Praticamente todos os dias, nos grupos de Laboratório de Leitura que coordeno, nas aulas que dou na universidade, nas palestras que profiro Brasil afora, sou interpelado a respeito das redes sociais: “O que você acha disso? As redes sociais vão substituir os livros? Elas nos emburrecem, nos alienam?” Como todo produto ou meio social, as redes sociais não são em si algo perverso ou virtuoso. Elas acabam refletindo e reproduzindo a forma como nos pensamos e nos comunicamos num determinado tempo e numa determinada circunstância histórico-social. De fato, é notável a tônica narcisista e exibicionista da maioria das postagens que encontramos no Instagram ou no Facebook, por exemplo. Não é preciso grande esforço analítico para perceber a intenção (consciente ou inconsciente) de autoafirmação e autopromoção que subjaz por detrás da self no espelho do elevador, diante da Picaddily Circus, ou do close no prato chique ou hiper mega saudável que se irá consumir em seguida. Já sabemos também que, por detrás desta necessidade de passar uma imagem de descolado, sofisticado, sarado, viajado, poderoso e principalmente FELIZ, esconde-se muita insegurança, medo, culpa, tristeza… Isso, parece, todos nós já sabemos. Todos nós sabemos, afinal, que o verdadeiro nome do Face é “fakebook”. Não é estranho, entretanto, que apesar de sabermos tudo isso continuamos a acessar compulsivamente as redes sociais e a reproduzir nós mesmos aquilo que sabemos ser vazio e muitas vezes deletério? É claro que estou me referindo apenas àqueles que sei que irão ler esse post nas redes sociais, pois quem leria um texto deste tamanho se não se identificasse com essas coisas que estou dizendo e se sentisse um tanto quanto incomodado em relação aos rumos que as coisas estão seguindo nas redes sociais? Para a imensa maioria que não se questiona sobre tudo isso e continuam postando selfs na academia e no espelho do banheiro, sem qualquer tipo de culpa, tudo isso que eu estou escrevendo não faz sentido algum… Mas e para nós; para esse seleto grupo de pessoas que se questiona sobre postar ou não postar; sobre como se relacionar com as redes sociais; seria possível pensar um critério justo que poderia nos nortear? Enfim, é possível encontrar uma forma efetivamente útil e saudável de se relacionar com as redes sociais?

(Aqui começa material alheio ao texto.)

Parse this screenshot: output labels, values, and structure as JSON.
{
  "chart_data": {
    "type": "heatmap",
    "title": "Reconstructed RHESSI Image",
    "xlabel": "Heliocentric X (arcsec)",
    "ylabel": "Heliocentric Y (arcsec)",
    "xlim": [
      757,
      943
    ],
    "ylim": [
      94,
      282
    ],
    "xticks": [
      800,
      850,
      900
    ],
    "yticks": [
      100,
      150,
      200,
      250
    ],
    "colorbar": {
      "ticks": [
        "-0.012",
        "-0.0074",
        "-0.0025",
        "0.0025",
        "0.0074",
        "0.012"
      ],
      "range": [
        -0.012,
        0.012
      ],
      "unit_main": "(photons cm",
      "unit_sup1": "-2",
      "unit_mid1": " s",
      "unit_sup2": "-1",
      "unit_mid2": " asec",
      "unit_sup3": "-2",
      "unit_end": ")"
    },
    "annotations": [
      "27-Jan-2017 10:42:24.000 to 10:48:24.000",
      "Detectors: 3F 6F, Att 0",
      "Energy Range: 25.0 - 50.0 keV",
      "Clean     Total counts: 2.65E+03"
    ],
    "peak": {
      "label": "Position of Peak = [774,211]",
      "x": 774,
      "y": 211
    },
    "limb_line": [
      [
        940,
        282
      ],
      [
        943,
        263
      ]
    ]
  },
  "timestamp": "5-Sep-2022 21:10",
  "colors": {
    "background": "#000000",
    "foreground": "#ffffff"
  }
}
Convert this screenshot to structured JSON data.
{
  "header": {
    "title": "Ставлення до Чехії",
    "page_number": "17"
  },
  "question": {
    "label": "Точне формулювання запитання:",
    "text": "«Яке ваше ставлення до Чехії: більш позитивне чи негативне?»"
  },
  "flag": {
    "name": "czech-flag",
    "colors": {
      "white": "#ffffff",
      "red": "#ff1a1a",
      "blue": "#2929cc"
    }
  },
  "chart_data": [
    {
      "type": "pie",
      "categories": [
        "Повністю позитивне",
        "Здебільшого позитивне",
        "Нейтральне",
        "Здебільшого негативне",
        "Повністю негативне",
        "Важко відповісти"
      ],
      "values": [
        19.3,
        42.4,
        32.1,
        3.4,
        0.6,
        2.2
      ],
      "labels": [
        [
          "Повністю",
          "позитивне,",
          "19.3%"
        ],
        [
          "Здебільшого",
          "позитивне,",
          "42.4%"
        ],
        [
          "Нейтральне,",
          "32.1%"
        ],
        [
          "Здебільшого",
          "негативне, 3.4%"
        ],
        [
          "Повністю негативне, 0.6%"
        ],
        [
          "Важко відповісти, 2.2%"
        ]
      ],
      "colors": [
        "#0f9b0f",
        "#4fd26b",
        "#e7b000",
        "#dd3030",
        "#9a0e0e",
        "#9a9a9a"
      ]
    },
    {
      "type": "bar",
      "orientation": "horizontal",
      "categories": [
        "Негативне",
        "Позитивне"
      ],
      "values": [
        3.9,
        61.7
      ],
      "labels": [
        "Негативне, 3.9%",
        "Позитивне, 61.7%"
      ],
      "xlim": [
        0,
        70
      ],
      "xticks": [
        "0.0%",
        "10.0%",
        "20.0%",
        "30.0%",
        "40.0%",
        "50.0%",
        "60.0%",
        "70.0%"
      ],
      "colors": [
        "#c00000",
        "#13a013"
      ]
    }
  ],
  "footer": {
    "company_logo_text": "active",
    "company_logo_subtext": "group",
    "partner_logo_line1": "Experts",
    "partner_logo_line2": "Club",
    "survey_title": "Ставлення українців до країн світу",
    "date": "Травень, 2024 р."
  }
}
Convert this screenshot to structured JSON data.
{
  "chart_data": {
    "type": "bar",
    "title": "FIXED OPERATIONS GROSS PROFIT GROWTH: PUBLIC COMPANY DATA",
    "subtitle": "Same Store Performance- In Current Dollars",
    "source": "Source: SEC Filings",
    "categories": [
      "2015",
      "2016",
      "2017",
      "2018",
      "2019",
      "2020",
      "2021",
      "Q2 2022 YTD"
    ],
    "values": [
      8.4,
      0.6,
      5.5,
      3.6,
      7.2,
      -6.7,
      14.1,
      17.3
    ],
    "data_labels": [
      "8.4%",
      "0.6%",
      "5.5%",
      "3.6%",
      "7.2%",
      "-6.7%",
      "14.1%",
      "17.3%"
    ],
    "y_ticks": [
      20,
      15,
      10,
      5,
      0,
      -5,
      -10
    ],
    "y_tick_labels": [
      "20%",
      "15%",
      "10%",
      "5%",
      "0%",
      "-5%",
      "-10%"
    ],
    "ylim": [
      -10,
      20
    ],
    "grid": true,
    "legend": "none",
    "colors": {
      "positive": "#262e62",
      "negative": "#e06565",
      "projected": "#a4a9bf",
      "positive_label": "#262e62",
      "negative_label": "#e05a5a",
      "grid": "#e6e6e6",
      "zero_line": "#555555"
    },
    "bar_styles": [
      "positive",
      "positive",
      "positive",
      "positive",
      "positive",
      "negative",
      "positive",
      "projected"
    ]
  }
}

Pensando nisso, cheguei a uma conclusão que gostaria de compartilhar e que talvez possa ser útil. Creio que pode ser salutar, antes de postar qualquer coisa numa rede social, perguntar-se: isto que penso em postar é útil para alguém? Vai trazer algum benefício para o meu próximo ou não? Será que essa postagem só visa manifestar meu ego e mostrar pra todo mundo o quão fantástico, sortudo, bonito, inteligente e esperto eu sou, ou – no sentido inverso, mas que não deixa de ter a mesma finalidade egocêntrica – quão pobre coitado e merecedor da misericórdia mundial me encontro neste momento?
Não cabe, numa simples postagem como esta, desenvolver uma análise de todas as possíveis consequências que essa nossa atitude maníaca-compulsiva em relação às redes sociais podem trazer no âmbito da cultura, da sociedade e da própria individualidade, entretanto, creio que pode ser válido advertir sobre o salutar hábito de nos questionarmos e refletirmos antes de postar. Neste sentido, nos tempos que correm, postar ou não postar pode ser uma questão tão crucial quanto ser ou não ser.